Starting at the end of the 1990s, a lack of an organized integration policy focusing on the Estonian language alienated many Russian speakers. It wasn't until around 2010 that this rigid ideology slowly became a two-way street, expanding to culture and the labor market with the aim of bringing people together, according to Hartman. 

Estonian Maris Hellrand (left), who is running for a seat in Tallinn's city council, speaking to a pedestrian.
Maris Hellrand (left) says after-school education programs are fueling segregationImage: Benjamin Bathke/DW

Funding segregation? 

Building a more inclusive Estonian society is what Maris Hellrand has made her central campaign promise. The 51-year-old mother of three is running in the local elections on October 17, for the Estonian Social Democratic Party in Tallinn. 

During her journalistic work, she says, she realized that the problem is partially institutionalized through the city funding "segregated extracurricular education" offered by after-school youth clubs. "My children have not one single Russian-speaking friend," she told DW. "They are growing up in a city where half of the population speaks Estonian and the other half Russian. And they don't mix, ever." 

The odds of her being able to change things in the city council are slim: The Centre Party has ruled for the past 20 years and is expected to remain in power. It has always been very popular among Russian-speaking voters, all while they were suffering from higher alcoholism, unemployment and drug deaths compared to neighborhoods with more Estonians.
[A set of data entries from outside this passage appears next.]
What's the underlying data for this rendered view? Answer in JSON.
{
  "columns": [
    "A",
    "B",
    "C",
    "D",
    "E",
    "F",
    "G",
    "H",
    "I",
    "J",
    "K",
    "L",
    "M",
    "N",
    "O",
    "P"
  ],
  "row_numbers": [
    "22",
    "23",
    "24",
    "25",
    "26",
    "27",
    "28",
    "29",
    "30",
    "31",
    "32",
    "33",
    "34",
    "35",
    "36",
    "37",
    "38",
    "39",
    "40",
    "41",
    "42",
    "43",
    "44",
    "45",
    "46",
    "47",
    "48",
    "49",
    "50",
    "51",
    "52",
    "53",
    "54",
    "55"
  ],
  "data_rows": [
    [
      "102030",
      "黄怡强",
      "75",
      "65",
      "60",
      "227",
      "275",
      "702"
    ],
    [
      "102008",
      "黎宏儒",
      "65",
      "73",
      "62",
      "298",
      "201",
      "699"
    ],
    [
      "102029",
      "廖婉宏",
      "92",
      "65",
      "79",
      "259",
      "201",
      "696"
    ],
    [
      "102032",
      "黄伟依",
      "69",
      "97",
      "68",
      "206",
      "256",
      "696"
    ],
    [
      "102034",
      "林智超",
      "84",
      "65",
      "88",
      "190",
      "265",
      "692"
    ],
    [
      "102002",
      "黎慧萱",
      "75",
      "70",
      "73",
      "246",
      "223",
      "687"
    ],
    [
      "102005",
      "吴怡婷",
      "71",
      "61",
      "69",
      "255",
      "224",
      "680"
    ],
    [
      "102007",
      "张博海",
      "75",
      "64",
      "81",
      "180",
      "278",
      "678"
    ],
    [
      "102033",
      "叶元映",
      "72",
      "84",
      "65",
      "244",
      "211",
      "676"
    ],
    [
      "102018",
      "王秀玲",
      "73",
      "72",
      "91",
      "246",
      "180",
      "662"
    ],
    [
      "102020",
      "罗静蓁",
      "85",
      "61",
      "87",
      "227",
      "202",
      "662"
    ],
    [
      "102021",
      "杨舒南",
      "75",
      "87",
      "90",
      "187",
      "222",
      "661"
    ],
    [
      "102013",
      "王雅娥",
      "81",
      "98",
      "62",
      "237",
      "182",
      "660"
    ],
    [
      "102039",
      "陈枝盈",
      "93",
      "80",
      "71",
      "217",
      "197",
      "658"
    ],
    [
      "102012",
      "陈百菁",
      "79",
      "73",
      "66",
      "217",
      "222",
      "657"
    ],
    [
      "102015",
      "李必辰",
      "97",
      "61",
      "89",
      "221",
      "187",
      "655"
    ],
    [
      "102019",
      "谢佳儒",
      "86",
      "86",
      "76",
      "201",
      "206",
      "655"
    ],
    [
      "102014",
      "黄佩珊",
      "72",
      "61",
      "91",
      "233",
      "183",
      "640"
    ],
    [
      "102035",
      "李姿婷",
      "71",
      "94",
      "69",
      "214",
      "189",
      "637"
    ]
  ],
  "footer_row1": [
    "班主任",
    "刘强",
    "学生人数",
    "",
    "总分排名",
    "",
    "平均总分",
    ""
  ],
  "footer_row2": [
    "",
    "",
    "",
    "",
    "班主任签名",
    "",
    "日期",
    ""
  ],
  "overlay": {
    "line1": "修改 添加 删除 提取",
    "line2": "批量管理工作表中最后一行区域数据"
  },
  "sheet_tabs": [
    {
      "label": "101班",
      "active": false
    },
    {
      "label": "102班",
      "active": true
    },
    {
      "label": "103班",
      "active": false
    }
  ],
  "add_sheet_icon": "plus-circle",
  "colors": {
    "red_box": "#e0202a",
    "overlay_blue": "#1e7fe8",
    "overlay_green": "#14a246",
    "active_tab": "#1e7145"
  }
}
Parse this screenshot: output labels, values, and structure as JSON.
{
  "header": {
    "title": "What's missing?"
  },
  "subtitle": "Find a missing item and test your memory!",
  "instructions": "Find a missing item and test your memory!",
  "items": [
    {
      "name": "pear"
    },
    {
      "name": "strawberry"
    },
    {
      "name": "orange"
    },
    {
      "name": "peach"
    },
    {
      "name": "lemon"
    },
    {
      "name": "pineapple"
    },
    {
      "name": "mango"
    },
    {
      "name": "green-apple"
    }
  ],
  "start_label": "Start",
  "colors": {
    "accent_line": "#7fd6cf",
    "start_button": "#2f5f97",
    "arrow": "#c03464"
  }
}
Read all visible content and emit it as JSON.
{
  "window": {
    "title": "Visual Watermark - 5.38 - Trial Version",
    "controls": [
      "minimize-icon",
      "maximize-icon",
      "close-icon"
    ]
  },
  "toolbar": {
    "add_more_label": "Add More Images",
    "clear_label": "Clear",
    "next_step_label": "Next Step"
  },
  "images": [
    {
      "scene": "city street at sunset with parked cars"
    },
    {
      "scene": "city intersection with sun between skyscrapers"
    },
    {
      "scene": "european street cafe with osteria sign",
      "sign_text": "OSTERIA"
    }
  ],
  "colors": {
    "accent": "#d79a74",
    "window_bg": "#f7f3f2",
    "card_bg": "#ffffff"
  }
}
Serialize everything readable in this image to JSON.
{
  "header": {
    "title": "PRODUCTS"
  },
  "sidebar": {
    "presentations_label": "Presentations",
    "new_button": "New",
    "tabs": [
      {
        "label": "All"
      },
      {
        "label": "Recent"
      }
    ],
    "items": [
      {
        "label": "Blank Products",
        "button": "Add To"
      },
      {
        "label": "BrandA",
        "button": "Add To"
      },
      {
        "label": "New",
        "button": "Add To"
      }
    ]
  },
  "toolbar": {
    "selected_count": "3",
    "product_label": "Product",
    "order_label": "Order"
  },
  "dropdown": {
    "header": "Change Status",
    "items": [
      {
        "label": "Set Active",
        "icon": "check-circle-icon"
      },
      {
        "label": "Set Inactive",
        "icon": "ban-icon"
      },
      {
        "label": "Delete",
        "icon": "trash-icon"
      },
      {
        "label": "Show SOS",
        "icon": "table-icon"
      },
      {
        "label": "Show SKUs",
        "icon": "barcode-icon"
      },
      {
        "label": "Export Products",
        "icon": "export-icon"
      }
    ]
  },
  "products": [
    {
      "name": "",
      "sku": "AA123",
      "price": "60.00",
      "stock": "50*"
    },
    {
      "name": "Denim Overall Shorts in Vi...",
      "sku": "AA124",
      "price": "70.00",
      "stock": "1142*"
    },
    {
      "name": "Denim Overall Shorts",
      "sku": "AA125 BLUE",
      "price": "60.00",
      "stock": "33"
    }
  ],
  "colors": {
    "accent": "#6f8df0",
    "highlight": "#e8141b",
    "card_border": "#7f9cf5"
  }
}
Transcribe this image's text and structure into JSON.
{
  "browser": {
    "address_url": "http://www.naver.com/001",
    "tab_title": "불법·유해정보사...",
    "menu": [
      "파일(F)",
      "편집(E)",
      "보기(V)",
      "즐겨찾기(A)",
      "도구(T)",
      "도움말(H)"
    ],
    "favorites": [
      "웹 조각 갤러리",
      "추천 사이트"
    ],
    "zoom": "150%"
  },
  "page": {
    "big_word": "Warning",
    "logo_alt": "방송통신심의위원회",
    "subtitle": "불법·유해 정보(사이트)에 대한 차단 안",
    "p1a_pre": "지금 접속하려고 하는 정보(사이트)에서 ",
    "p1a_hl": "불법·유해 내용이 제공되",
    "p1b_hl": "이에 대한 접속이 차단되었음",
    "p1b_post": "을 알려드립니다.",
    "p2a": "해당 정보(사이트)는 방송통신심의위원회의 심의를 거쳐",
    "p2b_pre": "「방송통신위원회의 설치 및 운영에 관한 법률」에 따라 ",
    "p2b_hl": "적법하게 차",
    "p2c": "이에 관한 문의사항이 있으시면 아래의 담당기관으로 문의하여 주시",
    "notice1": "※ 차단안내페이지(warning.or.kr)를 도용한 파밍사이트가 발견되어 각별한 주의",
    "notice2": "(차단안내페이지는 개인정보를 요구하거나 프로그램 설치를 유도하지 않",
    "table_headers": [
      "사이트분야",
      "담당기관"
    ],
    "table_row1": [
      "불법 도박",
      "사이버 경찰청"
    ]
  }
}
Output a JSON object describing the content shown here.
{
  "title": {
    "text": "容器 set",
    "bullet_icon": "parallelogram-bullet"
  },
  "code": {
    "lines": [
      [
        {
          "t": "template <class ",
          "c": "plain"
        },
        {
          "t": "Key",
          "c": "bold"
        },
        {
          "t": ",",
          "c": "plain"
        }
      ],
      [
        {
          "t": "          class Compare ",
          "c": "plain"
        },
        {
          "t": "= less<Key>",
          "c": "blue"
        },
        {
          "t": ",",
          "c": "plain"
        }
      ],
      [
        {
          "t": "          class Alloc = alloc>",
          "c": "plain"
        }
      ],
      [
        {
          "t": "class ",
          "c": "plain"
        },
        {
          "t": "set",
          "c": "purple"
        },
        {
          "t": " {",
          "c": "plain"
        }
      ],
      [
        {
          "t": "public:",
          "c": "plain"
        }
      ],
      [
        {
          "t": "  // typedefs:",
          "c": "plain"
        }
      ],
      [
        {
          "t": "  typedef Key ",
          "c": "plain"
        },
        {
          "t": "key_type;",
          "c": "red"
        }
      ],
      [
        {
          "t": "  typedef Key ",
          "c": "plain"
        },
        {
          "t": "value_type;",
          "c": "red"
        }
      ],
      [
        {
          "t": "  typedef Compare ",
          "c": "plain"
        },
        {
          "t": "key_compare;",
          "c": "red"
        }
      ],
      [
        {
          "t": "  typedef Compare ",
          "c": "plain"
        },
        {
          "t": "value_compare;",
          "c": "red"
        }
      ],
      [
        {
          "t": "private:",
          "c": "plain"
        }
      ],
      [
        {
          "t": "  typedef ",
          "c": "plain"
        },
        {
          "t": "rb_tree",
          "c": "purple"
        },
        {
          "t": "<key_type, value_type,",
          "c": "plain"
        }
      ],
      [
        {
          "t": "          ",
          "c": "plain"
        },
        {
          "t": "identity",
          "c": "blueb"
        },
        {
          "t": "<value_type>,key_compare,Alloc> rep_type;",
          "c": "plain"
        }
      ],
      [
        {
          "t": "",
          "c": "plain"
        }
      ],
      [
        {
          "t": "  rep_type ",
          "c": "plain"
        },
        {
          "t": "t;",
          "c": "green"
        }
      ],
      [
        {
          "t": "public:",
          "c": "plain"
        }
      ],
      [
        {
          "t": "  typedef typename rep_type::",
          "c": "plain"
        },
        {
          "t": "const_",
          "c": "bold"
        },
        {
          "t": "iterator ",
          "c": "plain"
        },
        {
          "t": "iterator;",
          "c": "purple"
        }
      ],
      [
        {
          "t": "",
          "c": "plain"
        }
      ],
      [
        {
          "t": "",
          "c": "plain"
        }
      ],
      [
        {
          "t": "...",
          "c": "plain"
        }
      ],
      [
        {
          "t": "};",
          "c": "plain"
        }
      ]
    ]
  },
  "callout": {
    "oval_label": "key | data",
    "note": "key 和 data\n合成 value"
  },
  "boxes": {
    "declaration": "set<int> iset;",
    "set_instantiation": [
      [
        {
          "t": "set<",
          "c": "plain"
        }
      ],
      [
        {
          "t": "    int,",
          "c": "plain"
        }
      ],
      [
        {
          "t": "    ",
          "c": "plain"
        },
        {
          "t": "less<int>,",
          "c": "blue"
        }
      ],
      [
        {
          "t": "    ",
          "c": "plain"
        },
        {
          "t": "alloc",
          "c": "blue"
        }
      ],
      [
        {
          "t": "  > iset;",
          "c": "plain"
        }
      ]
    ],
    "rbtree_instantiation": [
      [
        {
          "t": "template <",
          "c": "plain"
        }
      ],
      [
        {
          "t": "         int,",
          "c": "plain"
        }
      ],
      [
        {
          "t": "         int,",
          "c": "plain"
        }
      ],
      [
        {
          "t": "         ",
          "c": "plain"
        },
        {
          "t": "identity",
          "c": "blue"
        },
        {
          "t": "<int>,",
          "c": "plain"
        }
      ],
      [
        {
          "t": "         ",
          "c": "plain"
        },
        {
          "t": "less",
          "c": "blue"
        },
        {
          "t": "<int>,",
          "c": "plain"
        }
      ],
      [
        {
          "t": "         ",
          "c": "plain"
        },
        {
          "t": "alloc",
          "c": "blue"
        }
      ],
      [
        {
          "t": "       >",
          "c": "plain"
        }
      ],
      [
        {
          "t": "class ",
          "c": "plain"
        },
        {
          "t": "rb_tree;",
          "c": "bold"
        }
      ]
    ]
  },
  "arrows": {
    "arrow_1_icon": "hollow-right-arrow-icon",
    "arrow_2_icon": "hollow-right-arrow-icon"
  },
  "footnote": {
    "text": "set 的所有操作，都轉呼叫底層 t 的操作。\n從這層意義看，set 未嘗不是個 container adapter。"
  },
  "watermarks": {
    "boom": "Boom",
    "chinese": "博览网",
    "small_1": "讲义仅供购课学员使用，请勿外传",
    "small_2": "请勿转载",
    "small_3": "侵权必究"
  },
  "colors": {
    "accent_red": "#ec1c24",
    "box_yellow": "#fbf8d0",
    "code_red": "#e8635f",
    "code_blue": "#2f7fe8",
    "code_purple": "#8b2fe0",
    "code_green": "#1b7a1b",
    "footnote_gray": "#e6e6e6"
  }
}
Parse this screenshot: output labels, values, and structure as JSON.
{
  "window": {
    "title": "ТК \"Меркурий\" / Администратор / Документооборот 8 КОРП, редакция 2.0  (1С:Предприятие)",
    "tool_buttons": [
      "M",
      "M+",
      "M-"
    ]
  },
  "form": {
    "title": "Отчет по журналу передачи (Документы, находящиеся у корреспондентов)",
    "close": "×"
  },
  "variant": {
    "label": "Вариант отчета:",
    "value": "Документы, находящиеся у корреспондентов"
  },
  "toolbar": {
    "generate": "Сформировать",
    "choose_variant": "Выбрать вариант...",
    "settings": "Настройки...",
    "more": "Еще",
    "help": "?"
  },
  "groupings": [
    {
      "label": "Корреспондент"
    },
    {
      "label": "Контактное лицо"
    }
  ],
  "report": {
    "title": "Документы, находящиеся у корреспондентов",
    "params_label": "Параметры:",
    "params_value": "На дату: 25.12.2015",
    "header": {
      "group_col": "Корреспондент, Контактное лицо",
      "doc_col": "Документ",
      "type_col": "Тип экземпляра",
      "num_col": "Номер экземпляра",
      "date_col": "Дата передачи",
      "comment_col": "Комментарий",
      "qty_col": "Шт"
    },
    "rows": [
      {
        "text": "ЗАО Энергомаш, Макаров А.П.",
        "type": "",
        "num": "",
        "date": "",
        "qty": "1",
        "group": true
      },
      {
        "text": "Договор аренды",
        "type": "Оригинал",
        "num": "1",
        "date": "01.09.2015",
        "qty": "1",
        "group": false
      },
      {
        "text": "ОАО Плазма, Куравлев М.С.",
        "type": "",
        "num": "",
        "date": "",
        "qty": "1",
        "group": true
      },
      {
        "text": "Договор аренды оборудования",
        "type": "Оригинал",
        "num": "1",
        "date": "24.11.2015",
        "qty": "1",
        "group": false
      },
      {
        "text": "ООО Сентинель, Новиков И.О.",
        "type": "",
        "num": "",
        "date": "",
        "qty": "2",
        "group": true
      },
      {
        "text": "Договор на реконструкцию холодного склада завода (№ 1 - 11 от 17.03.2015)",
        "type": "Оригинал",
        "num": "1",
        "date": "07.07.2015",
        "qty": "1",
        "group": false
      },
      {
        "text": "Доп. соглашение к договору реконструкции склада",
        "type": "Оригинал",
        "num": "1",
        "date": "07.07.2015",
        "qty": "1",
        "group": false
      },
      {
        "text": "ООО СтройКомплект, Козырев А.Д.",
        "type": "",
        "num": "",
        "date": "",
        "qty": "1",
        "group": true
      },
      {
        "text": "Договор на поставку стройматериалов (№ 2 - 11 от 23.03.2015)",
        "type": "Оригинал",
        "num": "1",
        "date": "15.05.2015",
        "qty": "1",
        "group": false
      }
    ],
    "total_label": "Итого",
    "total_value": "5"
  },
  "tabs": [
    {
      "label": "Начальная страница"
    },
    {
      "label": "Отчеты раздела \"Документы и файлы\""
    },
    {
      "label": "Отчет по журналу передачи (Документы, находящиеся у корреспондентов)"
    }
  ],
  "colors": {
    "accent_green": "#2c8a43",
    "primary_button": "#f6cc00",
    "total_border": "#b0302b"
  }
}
Moreover, salaries and the COVID-19 vaccination rate among Russian speakers are lower. 

Fellow Social Democratic candidate Artjom Dmitrijev, who is 30 years younger than Hellrand, doesn't find the segregation issue to be quite as problematic. "The borders between the nationalities are quite blurred nowadays," he said. "Things are slowly changing. People are mixing with people from different districts." In Hellrand's view, however, Dmitrijev is an exception to the rule. 

Artjom Dmitrijev holding pamphlets at an outdoor campain stand.
Social Democratic city council candidate Artjom Dmitrijev says things are slowly changing in Estonia Image: Benjamin Bathke/DW

More societal cohesion through music? 

Still, young Estonians generally seem to be more optimistic regarding the country's Russian-speaking minority. Rainday Station's Kirill Harjo thinks that fostering cooperation across ethnic lines and other positive effects of cultural festivals like Tallinn Music Week and its sister festival, Station Narva, also trickle down to society. 

"A lot of it has to do with the fact that Russian-speaking bands are being accepted, which in turn leads to the Russian-speaking kids being accepted in the Estonian scene," he said. "Russian-Estonian musicians and Estonian-Estonian artists working together and creating music and art has definitely helped bridge the cultural divide between the Estonian and Russian parts of the population."